Today’s theme is Billionaires by LNDÖ.

DOGE staffer Nate Cavanaugh. Image credit: screenshot by author

In the News:

* After a machine recount and a manual recount, Boca Raton, Florida has its first Democratic mayor in 30 years. Andy Thomson defeated 70-year-old Republican incumbent Mike Liebelson by only five votes. Liebelson may challenge the results based on his skepticism about what he calls a “last minute dump” of 109 mail-in ballots. A third Republican in the race, Fran Nachlas, split the GOP vote, in a town only 27 miles south of Mar-A-Lago that went for Kamala Harris by less than a point in 2024.

* Illinois Democrats are getting their business done, sending Lt. Governor Juliana Stratton on to the general election as the party’s nominee to replace Richard Durbin.
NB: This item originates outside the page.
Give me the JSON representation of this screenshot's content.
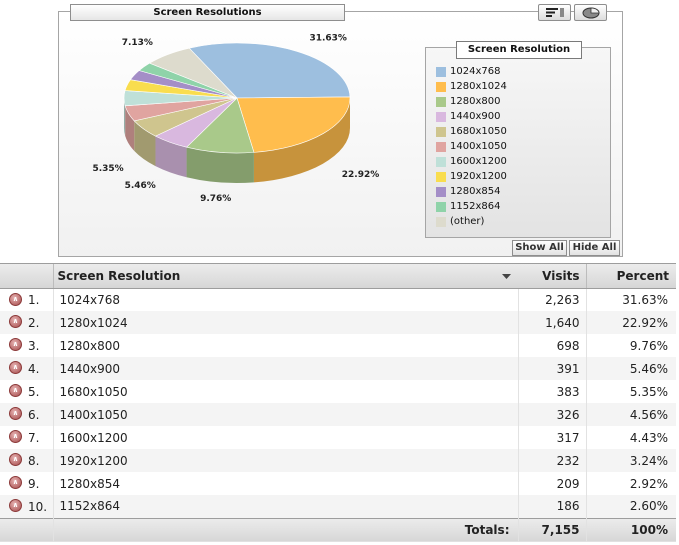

Her election—which is likely would be historic, both for Illinois and the Senate: she would join Lisa Blunt Rochester (D-DE) and Angela Alsobrooks (D-MD) as the first cohort of three Black women Senators to serve concurrently.

* Another big winner in Illinois? Governor J.B Pritzker, who was not on the ballot but financed and promoted Stratton. AIPAC was engaged in open and dark money spending in the state, and emerged with mixed results, going three for three. It underlines a recent trend for the pro-Israel lobbying group: while they still do quite well supporting party moderates, in some districts their support can be toxic.

* MAGA drama! Joe Kent resigned as director of the National Counterterrorism Center, accusing the administration’s of capitulating to Israel’s desire for war in Iran. Some Capitol Hill watchers describe Kent as groyper adjacent; a far-right conspiracy theorist, he was always a controversial pick for the job. Kent has amplified antisemitic MAGA influencers who blame the war on Israel, some linking Trump’s decision to Prime Minister Netenyahu’s February visit. But conspiracy theories have room to fester: there are no clear goals or exit plan for the conflict, and why the operation was launched remains a mystery.

Your hosts:

Claire Potter is a historian of politics and media, a writer, a podcaster, and the sole author and editor of the Political Junkie Substack. Her most recent book is Political Junkies: From Talk Radio to Twitter, How Alternative Media Hooked Us on Politics and Broke Our Democracy (Basic Books, 2020), and she is currently writing a biography of feminist journalist Susan Brownmiller.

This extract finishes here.